Ausgangspunkt für mich war der Satz, den der Autor André Müller einmal an seine Mutter gerichtet hat: »Zu mir hast du immer gesagt, das Einzige, was du dir wünschst, ist, dass ich glücklich bin. Das ist eine unglaubliche Forderung.« Aber ein Grundthema gibt es bei mir nicht. Ich will, dass meine Texte eher wie Musikstücke funktionieren, die über Motive und Leitthemen verfügen, aber nicht in einem Satz zusammen gefasst werden können. Wichtige Gegensatzpaare in »Über uns die Lichter« sind: Glück und Unglück, Jugend und Alter, sowie Ende und Neubeginn. In kleinen Episoden wird ein fragmentarischer Abriss durch unsere Gesellschaft gezeigt. Dabei soll der Blick auf Alltägliches geschärft werden. Das Stück soll mit einem Feuerwerk enden.

Über was schreibst Du sonst, oder wie würdest Du Deine Texte beschreiben?

Ich glaube, dass bei mir ein Text aus dem anderen wächst. So basiert etwa mein letztes Stück »Ich und die Weltmeere.
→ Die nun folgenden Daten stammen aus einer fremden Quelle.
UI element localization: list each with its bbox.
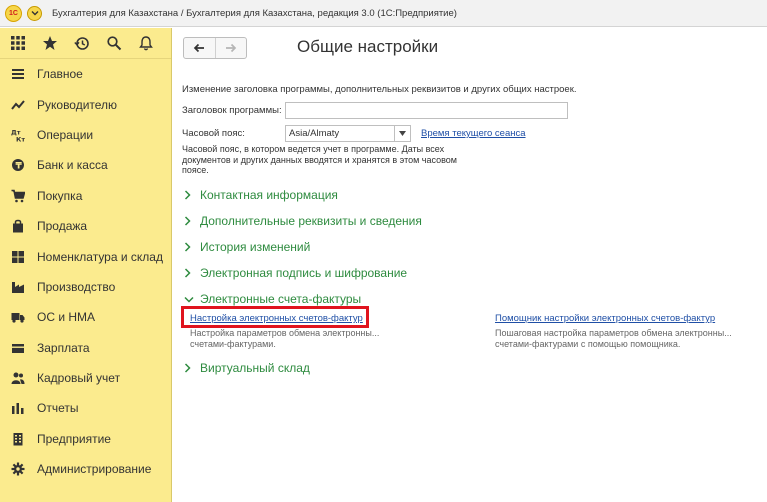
sidebar-item-operations[interactable]: Дт Кт Операции (0, 120, 171, 150)
section-label: Дополнительные реквизиты и сведения (200, 214, 422, 228)
sidebar-item-label: Зарплата (37, 340, 90, 355)
einvoice-settings-desc: Настройка параметров обмена электронны..… (190, 328, 379, 349)
building-icon (10, 431, 26, 447)
section-label: Электронная подпись и шифрование (200, 266, 408, 280)
hamburger-icon (10, 66, 26, 82)
timezone-note: Часовой пояс, в котором ведется учет в п… (182, 144, 457, 175)
einvoice-settings-desc-line2: счетами-фактурами. (190, 338, 276, 349)
svg-text:Кт: Кт (16, 135, 25, 142)
sidebar: Главное Руководителю Дт Кт Операции ₸ Бан… (0, 28, 172, 502)
section-e-invoices[interactable]: Электронные счета-фактуры (184, 292, 361, 306)
sidebar-item-nomenclature[interactable]: Номенклатура и склад (0, 241, 171, 271)
factory-icon (10, 279, 26, 295)
section-contact-info[interactable]: Контактная информация (184, 188, 338, 202)
einvoice-wizard-desc: Пошаговая настройка параметров обмена эл… (495, 328, 732, 349)
timezone-label: Часовой пояс: (182, 128, 245, 139)
people-icon (10, 370, 26, 386)
bar-chart-icon (10, 400, 26, 416)
sidebar-item-reports[interactable]: Отчеты (0, 393, 171, 423)
main-menu-button[interactable] (27, 5, 42, 21)
sidebar-item-label: ОС и НМА (37, 310, 96, 325)
sidebar-item-label: Руководителю (37, 97, 118, 112)
sidebar-item-fixed-assets[interactable]: ОС и НМА (0, 302, 171, 332)
main-content: Общие настройки Изменение заголовка прог… (173, 28, 767, 502)
section-change-history[interactable]: История изменений (184, 240, 310, 254)
chevron-right-icon (184, 215, 194, 227)
red-highlight-box (181, 306, 369, 328)
dt-kt-icon: Дт Кт (10, 127, 26, 143)
section-additional-attributes[interactable]: Дополнительные реквизиты и сведения (184, 214, 422, 228)
session-time-link[interactable]: Время текущего сеанса (421, 128, 526, 139)
sidebar-item-manager[interactable]: Руководителю (0, 89, 171, 119)
sidebar-toolbar (0, 28, 171, 59)
chevron-right-icon (184, 189, 194, 201)
section-label: История изменений (200, 240, 311, 254)
triangle-down-icon (399, 131, 406, 136)
title-bar: 1С Бухгалтерия для Казахстана / Бухгалте… (0, 0, 767, 27)
section-virtual-warehouse[interactable]: Виртуальный склад (184, 361, 310, 375)
sidebar-item-bank[interactable]: ₸ Банк и касса (0, 150, 171, 180)
sidebar-item-label: Администрирование (37, 462, 152, 477)
sidebar-item-main[interactable]: Главное (0, 59, 171, 89)
page-description: Изменение заголовка программы, дополните… (182, 84, 577, 95)
einvoice-wizard-desc-line1: Пошаговая настройка параметров обмена эл… (495, 328, 732, 338)
coin-icon: ₸ (10, 157, 26, 173)
chevron-down-icon (31, 11, 38, 16)
sidebar-item-label: Покупка (37, 188, 83, 203)
apps-grid-icon[interactable] (7, 32, 29, 54)
chevron-down-icon (184, 293, 194, 305)
search-icon[interactable] (103, 32, 125, 54)
history-icon[interactable] (71, 32, 93, 54)
sidebar-item-label: Главное (37, 67, 83, 82)
chevron-right-icon (184, 267, 194, 279)
history-nav (183, 37, 247, 59)
sidebar-item-salary[interactable]: Зарплата (0, 333, 171, 363)
page-title: Общие настройки (297, 37, 439, 56)
sidebar-item-production[interactable]: Производство (0, 272, 171, 302)
window-title: Бухгалтерия для Казахстана / Бухгалтерия… (52, 7, 457, 19)
svg-text:₸: ₸ (16, 162, 23, 172)
program-title-label: Заголовок программы: (182, 105, 282, 116)
arrow-left-icon (194, 43, 205, 53)
einvoice-settings-desc-line1: Настройка параметров обмена электронны..… (190, 328, 380, 338)
timezone-select[interactable]: Asia/Almaty (285, 125, 395, 142)
sidebar-item-sales[interactable]: Продажа (0, 211, 171, 241)
truck-icon (10, 309, 26, 325)
einvoice-wizard-link[interactable]: Помощник настройки электронных счетов-фа… (495, 313, 715, 324)
forward-button[interactable] (214, 38, 246, 58)
chevron-right-icon (184, 362, 194, 374)
section-label: Виртуальный склад (200, 361, 310, 375)
star-icon[interactable] (39, 32, 61, 54)
sidebar-item-label: Отчеты (37, 401, 79, 416)
chevron-right-icon (184, 241, 194, 253)
sidebar-item-enterprise[interactable]: Предприятие (0, 424, 171, 454)
arrow-right-icon (225, 43, 237, 53)
sidebar-item-purchase[interactable]: Покупка (0, 181, 171, 211)
sidebar-item-label: Банк и касса (37, 158, 108, 173)
section-label: Электронные счета-фактуры (200, 292, 362, 306)
bag-icon (10, 218, 26, 234)
back-button[interactable] (184, 38, 215, 58)
sidebar-nav: Главное Руководителю Дт Кт Операции ₸ Бан… (0, 59, 171, 484)
sidebar-item-label: Кадровый учет (37, 371, 121, 386)
sidebar-item-label: Номенклатура и склад (37, 249, 163, 264)
program-title-input[interactable] (285, 102, 568, 119)
section-label: Контактная информация (200, 188, 338, 202)
section-digital-signature[interactable]: Электронная подпись и шифрование (184, 266, 407, 280)
bell-icon[interactable] (135, 32, 157, 54)
sidebar-item-label: Продажа (37, 219, 88, 234)
sidebar-item-label: Операции (37, 127, 94, 142)
1c-logo-icon: 1С (5, 4, 22, 22)
einvoice-wizard-desc-line2: счетами-фактурами с помощью помощника. (495, 338, 681, 349)
trend-chart-icon (10, 97, 26, 113)
sidebar-item-label: Производство (37, 279, 116, 294)
wallet-icon (10, 340, 26, 356)
cart-icon (10, 188, 26, 204)
timezone-dropdown-button[interactable] (394, 125, 411, 142)
sidebar-item-administration[interactable]: Администрирование (0, 454, 171, 484)
sidebar-item-label: Предприятие (37, 431, 111, 446)
grid-icon (10, 249, 26, 265)
sidebar-item-hr[interactable]: Кадровый учет (0, 363, 171, 393)
gear-icon (10, 461, 26, 477)
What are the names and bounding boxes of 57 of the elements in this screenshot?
Weil die Tür vom U-Boot klemmte« auf Interviewaufzeichnungen mit Wachmännern und in »Über uns die Lichter«, an dem ich eben gerade arbeite, hat die Sprache der Figuren auch eine ähnlich geformte Mündlichkeit. Andererseits wollte ich diesmal wieder eine vollkommen fiktive Geschichte erzählen, um mich von dem vorherigen Projekt mit dem Originalmaterial zu befreien. Allgemein habe ich eine große Liebe zu meinen Figuren, weshalb es bei mir auch keine Nebenrollen gibt. Vielleicht ist meinen Texten noch gemein, dass sie nah am Leben geschrieben sind; eben tragisch und komisch zugleich.

Was war für Dich das Besondere am Schreiben einer Keimzelle, also eines recht kurzen Theatertextes, der auch ausgeweitet werden soll?

Jeder Theatertext ist doch zunächst einmal eine Keimzelle, die wachsen soll. Das Besondere ist nicht die Arbeit am Text, sondern der frühe Zeitpunkt der Präsentation. Ich bin tatsächlich noch am Anfang mit der Arbeit an dem Stück und da bringt es schon ein gewisses Risiko mit sich, so früh damit an die Öffentlichkeit zu gehen. Wenn ich mitten im Schreiben bin, bin ich sehr verwundbar. Ich freue mich auf die Präsentation, aber ich habe auch Angst.

 

Am Freitag den 29. Juni um 20 Uhr findet im Kleinen Haus die Wahl des Gewinners statt. Katharina Parpart und Tobias Gralke werden durch den Abend führen, musikalische Begleitung gibt es hingegen von der Maddis’son Brass Band. Aber auch Ihr seid gefragt: Keine Jury, sondern das Publikum bestimmt den Sieger! Wir freuen uns auf Euer Kommen!